Establishing a caloric deficit is the blueprint for successful fat loss. You must consume fewer calories than you burn. Doing so causes loss of fat, which eventually helps your spare tire -- and other fatty areas on your body -- to decrease. A practical and effective weight-loss goal is to lose a pound every week by increasing your physical activity and modifying your diet. To lose a pound, you must create a calorie deficit of 3,500 calories per week, which is an average of 500 calories each day.

Cut Down on the Calories

You'll boost your chance of shrinking your spare tire if you cut down on the calories you consume.
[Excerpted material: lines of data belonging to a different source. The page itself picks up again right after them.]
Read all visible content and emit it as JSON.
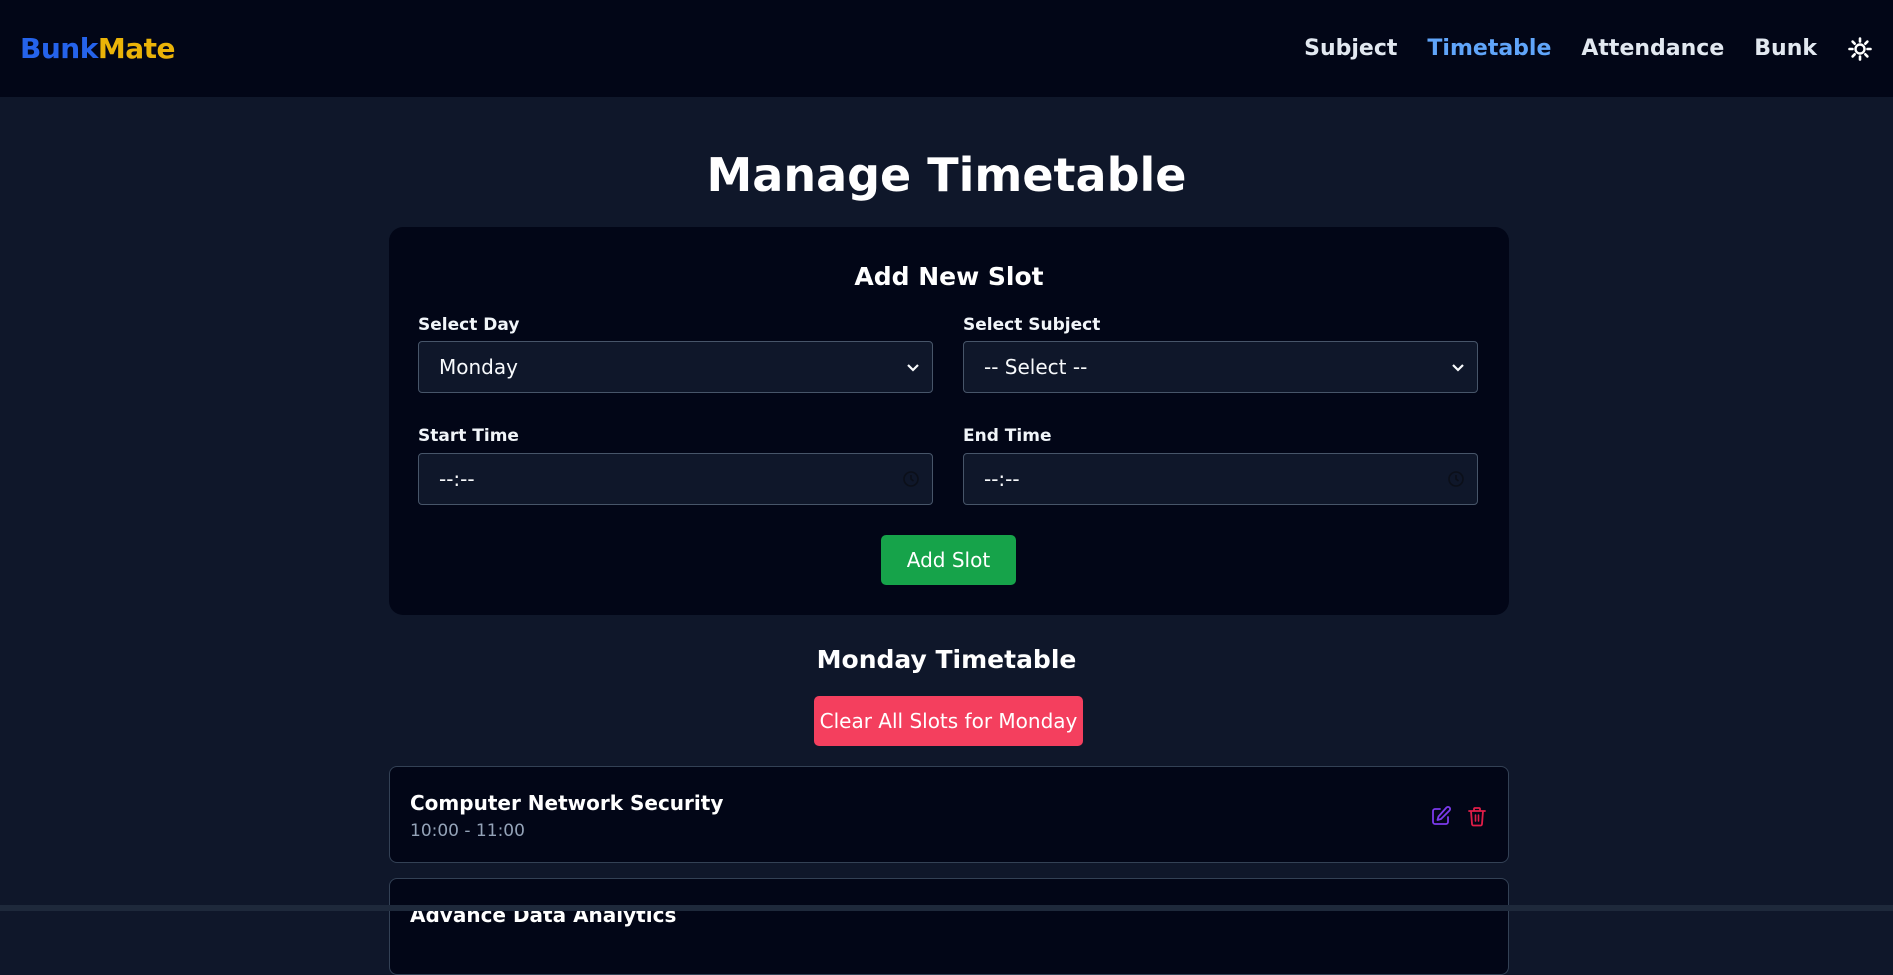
{
  "brand": {
    "part1": "Bunk",
    "part2": "Mate"
  },
  "nav": {
    "items": [
      "Subject",
      "Timetable",
      "Attendance",
      "Bunk"
    ],
    "active": "Timetable"
  },
  "icons": {
    "theme": "sun-icon",
    "select": "chevron-down-icon",
    "time": "clock-icon",
    "edit": "edit-icon",
    "delete": "trash-icon"
  },
  "page": {
    "title": "Manage Timetable"
  },
  "form": {
    "title": "Add New Slot",
    "day_label": "Select Day",
    "day_value": "Monday",
    "subject_label": "Select Subject",
    "subject_value": "-- Select --",
    "start_label": "Start Time",
    "start_value": "--:--",
    "end_label": "End Time",
    "end_value": "--:--",
    "add_button": "Add Slot"
  },
  "timetable": {
    "title": "Monday Timetable",
    "clear_button": "Clear All Slots for Monday",
    "slots": [
      {
        "subject": "Computer Network Security",
        "time": "10:00 - 11:00"
      },
      {
        "subject": "Advance Data Analytics",
        "time": ""
      }
    ]
  },
  "colors": {
    "brand_blue": "#2563eb",
    "brand_yellow": "#eab308",
    "active_nav": "#60a5fa",
    "add_green": "#16a34a",
    "clear_red": "#f43f5e",
    "edit_purple": "#7c3aed",
    "delete_red": "#e11d48"
  }
}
The methods of doing so vary considerably, but one approach is to avoid high-calorie foods, such as those loaded with saturated fats and sugars. Cutting alcohol and soda out of your diet is also helpful, as is consuming small portions of fruits, vegetables, whole grains, low-fat dairy and lean protein.

Time to Break a Sweat

Once you understand the science of fat loss, your next mission is to lace up your workout shoes and exercise. Losing your spare tire without exercise is extremely difficult. Your weekly exercise routine should include two or more days of strength training and 150 to 300 minutes of moderate cardio. The U.S. Department of Health and Human Services notes that while 150 minutes of moderate-intensity cardio per week is a general guideline, you'll need to increase your exercise time to lose weight.

Vary Your Workouts

One of the perks of developing a fat-loss workout is the abundance of exercises from which you may choose. Cardio exercises include walking, running, biking, step aerobics, jumping rope and swimming, for example. Strength training activities include traditional weightlifting and body-weight exercises. Mix up your strength-training workout to avoid monotony and to build all your major muscle groups evenly.